Ryan Krzemienski of Commack during the state class AA baseball...

Ryan Krzemienski of Commack during the state class AA baseball championship game on Saturday, June 10, 2023 at Binghamton. Credit: JORGE MARCANO

BINGHAMTON — The final play of the Commack baseball season came on a scorched grounder toward shortstop.

With the tying and go-ahead runs on second and third and two outs, lefthanded-hitting Cougars second baseman Adam Gonzalez slashed an 87-mph fastball the other way.

On a day in which Commack threw a no-hitter in the state championship game and still lost, this play didn’t go the Cougars’ way either.

The ball came within inches of taking out the field umpire but he hopped out of harm’s way, and the ball found the surehanded glove of Roy C. Ketcham shortstop Owen Paino.

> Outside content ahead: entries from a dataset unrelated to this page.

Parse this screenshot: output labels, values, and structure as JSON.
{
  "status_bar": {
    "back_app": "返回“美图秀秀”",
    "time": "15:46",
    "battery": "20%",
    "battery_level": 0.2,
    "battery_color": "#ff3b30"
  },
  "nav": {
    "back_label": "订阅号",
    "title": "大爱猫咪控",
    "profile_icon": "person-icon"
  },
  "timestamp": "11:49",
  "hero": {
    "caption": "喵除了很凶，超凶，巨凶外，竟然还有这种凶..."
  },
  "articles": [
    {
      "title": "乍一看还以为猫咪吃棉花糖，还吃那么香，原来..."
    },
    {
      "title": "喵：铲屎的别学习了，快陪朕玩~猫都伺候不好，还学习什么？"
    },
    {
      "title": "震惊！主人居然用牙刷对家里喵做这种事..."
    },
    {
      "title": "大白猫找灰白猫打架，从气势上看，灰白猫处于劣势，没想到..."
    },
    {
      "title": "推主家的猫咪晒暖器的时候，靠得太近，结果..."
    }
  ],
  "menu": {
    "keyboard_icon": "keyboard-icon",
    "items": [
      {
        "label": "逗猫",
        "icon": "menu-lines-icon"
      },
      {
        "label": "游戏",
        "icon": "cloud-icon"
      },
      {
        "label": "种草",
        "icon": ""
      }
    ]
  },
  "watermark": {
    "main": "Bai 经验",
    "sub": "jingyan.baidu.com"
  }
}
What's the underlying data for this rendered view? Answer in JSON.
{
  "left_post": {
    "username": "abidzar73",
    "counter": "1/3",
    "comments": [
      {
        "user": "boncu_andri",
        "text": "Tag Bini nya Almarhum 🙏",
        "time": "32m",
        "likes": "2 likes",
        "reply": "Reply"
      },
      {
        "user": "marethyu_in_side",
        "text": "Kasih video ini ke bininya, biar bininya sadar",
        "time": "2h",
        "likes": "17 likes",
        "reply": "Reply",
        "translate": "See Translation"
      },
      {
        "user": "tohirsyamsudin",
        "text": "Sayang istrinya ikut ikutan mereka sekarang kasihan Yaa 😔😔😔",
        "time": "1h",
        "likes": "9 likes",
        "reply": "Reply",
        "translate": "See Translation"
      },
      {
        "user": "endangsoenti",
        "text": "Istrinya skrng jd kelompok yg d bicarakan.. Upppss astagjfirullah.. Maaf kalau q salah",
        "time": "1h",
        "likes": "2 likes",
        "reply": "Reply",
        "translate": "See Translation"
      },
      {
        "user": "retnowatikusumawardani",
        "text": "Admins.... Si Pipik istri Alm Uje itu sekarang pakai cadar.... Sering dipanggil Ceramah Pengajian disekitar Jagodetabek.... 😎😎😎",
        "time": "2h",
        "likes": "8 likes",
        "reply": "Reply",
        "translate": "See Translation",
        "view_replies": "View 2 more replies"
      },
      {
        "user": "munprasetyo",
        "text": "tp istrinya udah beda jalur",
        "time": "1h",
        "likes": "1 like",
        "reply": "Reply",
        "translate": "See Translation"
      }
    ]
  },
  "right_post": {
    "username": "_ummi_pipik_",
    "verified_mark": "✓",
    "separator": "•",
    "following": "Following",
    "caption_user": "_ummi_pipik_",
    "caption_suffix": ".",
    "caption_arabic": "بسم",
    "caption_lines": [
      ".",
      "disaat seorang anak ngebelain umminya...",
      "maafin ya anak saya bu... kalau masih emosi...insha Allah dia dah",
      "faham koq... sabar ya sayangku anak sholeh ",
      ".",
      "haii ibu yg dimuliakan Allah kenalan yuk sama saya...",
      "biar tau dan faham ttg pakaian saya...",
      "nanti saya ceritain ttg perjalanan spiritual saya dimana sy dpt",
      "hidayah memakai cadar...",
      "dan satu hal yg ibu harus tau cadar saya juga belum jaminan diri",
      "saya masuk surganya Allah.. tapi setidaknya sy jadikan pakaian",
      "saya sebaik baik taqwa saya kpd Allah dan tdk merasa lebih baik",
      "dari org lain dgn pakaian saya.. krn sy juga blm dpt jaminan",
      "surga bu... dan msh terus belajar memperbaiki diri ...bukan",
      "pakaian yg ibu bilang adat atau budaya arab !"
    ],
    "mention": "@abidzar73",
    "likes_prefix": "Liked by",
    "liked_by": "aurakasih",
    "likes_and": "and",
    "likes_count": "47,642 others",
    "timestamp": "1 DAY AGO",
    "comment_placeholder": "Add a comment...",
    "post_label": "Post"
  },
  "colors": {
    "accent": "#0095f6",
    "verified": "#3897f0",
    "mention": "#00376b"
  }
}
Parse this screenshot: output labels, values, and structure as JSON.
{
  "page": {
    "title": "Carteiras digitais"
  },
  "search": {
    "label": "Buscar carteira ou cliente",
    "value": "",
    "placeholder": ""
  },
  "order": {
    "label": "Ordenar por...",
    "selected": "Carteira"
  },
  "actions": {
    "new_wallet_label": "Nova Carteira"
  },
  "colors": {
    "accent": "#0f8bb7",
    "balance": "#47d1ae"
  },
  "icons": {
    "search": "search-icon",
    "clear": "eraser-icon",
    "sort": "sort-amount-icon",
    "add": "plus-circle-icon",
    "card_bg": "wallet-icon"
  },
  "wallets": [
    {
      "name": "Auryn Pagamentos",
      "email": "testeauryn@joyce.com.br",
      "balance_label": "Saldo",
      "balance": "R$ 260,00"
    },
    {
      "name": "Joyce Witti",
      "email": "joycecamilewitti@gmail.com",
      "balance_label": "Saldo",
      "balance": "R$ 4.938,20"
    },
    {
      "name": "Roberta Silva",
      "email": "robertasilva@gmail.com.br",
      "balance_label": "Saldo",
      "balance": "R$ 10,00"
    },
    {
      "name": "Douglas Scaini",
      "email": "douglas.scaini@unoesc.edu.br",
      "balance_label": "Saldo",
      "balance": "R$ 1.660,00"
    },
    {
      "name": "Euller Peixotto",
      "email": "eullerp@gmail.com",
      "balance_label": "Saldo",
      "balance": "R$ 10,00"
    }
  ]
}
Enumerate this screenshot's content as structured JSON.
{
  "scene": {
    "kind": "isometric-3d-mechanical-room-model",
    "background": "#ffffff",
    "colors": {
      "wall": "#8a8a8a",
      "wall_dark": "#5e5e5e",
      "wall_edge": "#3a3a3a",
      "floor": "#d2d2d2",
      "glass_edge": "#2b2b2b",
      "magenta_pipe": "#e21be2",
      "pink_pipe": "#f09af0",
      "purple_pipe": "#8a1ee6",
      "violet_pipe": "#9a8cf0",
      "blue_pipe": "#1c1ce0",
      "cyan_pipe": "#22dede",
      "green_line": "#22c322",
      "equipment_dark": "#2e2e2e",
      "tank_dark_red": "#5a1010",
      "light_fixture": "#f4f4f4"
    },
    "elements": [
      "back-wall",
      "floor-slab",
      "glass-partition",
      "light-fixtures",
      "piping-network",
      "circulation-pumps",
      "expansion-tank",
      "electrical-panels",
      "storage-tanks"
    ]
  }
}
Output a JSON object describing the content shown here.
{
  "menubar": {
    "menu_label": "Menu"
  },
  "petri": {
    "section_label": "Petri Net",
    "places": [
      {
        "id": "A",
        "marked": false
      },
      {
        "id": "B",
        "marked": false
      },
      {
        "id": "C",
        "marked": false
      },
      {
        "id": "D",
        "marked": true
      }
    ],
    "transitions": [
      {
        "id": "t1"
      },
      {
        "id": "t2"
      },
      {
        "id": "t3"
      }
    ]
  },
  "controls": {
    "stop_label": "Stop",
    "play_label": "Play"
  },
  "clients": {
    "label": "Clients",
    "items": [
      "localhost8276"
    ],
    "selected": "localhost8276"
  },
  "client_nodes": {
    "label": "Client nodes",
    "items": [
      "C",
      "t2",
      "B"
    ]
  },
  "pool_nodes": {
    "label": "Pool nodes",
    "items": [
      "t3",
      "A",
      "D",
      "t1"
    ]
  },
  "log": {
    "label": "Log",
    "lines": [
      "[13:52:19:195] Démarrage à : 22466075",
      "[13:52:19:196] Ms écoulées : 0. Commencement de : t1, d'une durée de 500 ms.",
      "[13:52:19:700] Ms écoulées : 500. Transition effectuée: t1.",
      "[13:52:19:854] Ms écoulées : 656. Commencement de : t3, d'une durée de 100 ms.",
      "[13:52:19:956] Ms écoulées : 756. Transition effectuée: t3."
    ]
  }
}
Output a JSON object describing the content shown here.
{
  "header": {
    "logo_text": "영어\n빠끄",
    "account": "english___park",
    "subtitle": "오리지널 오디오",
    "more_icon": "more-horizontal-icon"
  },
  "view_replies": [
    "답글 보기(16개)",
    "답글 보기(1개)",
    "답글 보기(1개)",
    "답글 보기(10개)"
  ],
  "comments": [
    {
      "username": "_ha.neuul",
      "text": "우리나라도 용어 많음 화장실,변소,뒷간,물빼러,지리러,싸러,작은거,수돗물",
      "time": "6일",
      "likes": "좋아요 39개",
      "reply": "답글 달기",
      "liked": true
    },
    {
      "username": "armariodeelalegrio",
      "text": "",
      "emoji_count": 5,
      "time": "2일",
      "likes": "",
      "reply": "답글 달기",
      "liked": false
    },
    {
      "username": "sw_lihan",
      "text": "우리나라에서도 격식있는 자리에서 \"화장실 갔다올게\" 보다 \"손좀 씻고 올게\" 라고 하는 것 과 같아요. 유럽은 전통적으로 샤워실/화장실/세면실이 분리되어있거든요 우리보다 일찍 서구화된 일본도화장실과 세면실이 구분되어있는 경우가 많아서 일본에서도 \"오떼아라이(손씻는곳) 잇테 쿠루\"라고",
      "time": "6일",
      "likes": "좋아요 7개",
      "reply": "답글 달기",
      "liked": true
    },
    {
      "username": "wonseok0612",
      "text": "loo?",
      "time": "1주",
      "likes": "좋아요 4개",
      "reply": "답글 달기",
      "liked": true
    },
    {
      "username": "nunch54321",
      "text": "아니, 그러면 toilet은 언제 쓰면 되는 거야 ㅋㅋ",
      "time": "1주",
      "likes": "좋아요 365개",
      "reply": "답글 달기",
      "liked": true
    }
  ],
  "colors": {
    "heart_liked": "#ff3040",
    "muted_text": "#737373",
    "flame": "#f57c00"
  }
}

With an enormous Commack contingent in full throat, Paino fired across the diamond to beat the sprinting Gonzalez — and Roy C. Ketcham edged Commack, 2-1, to capture the state Class AA baseball championship Saturday at Mirabito Stadium.

“Our infield has played great defense all season,” Roy C. Ketcham coach Pat Mealy said. “We have a special middle infield that makes all the plays.”

Commack pitchers Sebastian LoCurto, Chris Messina and Ryan Krzemienski combined to hold Section I champion Roy C. Ketcham hitless.

That’s right. The Cougars lost despite throwing a no-hitter in the state championship game.

“This was a crushing loss,” Commack coach Matt Salmon said. “We threw a no-hitter and lost in the state championship. Our pitching shut them down.”

The problem was that Commack had only three hits itself.

“We ran into a buzzsaw in [Riley] Weatherwax,” Salmon said. “He stayed ahead of our hitters and pounded the zone. And when he needed it, his defense played great. We barreled a few balls on him and they were hit right at people. He was the best pitcher we saw all year.”

Weatherwax and teammate Ryan Mealy both finished 9-0 this season with ERAs under 1.00.

Commack (25-3), which averaged 13 runs per game, could do little against Weatherwax. He scattered three hits, walked three, hit a batter and struck out seven in a 103-pitch complete game.

“I knew they were one of the best-hitting teams in the state,” Weatherwax said. “My defense made some great plays. I tried to stay ahead in the count and keep them uncomfortable. It’s the toughest lineup I’ve seen. I watched them crush a team in the semifinals and the Commack hitters never got cheated on their swings.”

It was Ketcham’s second state title, with the first coming in 2005.  

Commack took a 1-0 lead with one out in the second inning. Evan Kay hit an opposite-field double down the rightfield line, and after Matt Mayer popped out, Krzemienski grounded an RBI single on a 1-and-2 pitch.

Roy C. Ketcham (28-2) scored two unearned runs in the third inning for the 2-1 lead.

LoCurto was removed after walking Mike Schiavone, leaving after 45 pitches.

After Messina got the first out, he walked Paino and an infield error on Connor Durkin’s hard grounder tied the score at 1.

Paino moved to third on a wild pitch just before Tyler Durkin lined a ball up the middle that caromed off the cleat of Messina and ricocheted toward Gonzalez at second base. He hustled to the ball and threw to first to get the second out, but Paino scored for the 2-1 lead.

From there it was all pitching and defense.

Krzemienski retired all nine batters through three innings and got help from leftfielder Dean Vincent, who made a spectacular diving catch in the fourth.

Meanwhile, Weatherwax benefited from a fourth-inning double play and a running catch by Schiavone in leftfield on Chris McHugh’s long blast in the sixth.

In the seventh, Kay walked and Krzemienski had a one-out single. Alex Hildebrand drilled a grounder down the first-base line that was backhanded by Ryan Mealy for the second out as the runners advanced into scoring position, bringing up Gonzalez.  

Ultimately, in going further than any team in their storied baseball history, the Cougars remained alive down to the final pitch.

Between the high schools at North and South and then as a combined team, the Commack baseball program has won 33 league titles (including the last six in a row), nine Suffolk crowns and four Long Island championships since 1965. What has eluded Commack, one of Long Island’s hot spots for baseball, is a state crown.

“This game will motivate all of us for next season,” Krzemienski said. “We were so close. We’ll look forward to coming back to win that state title next year.”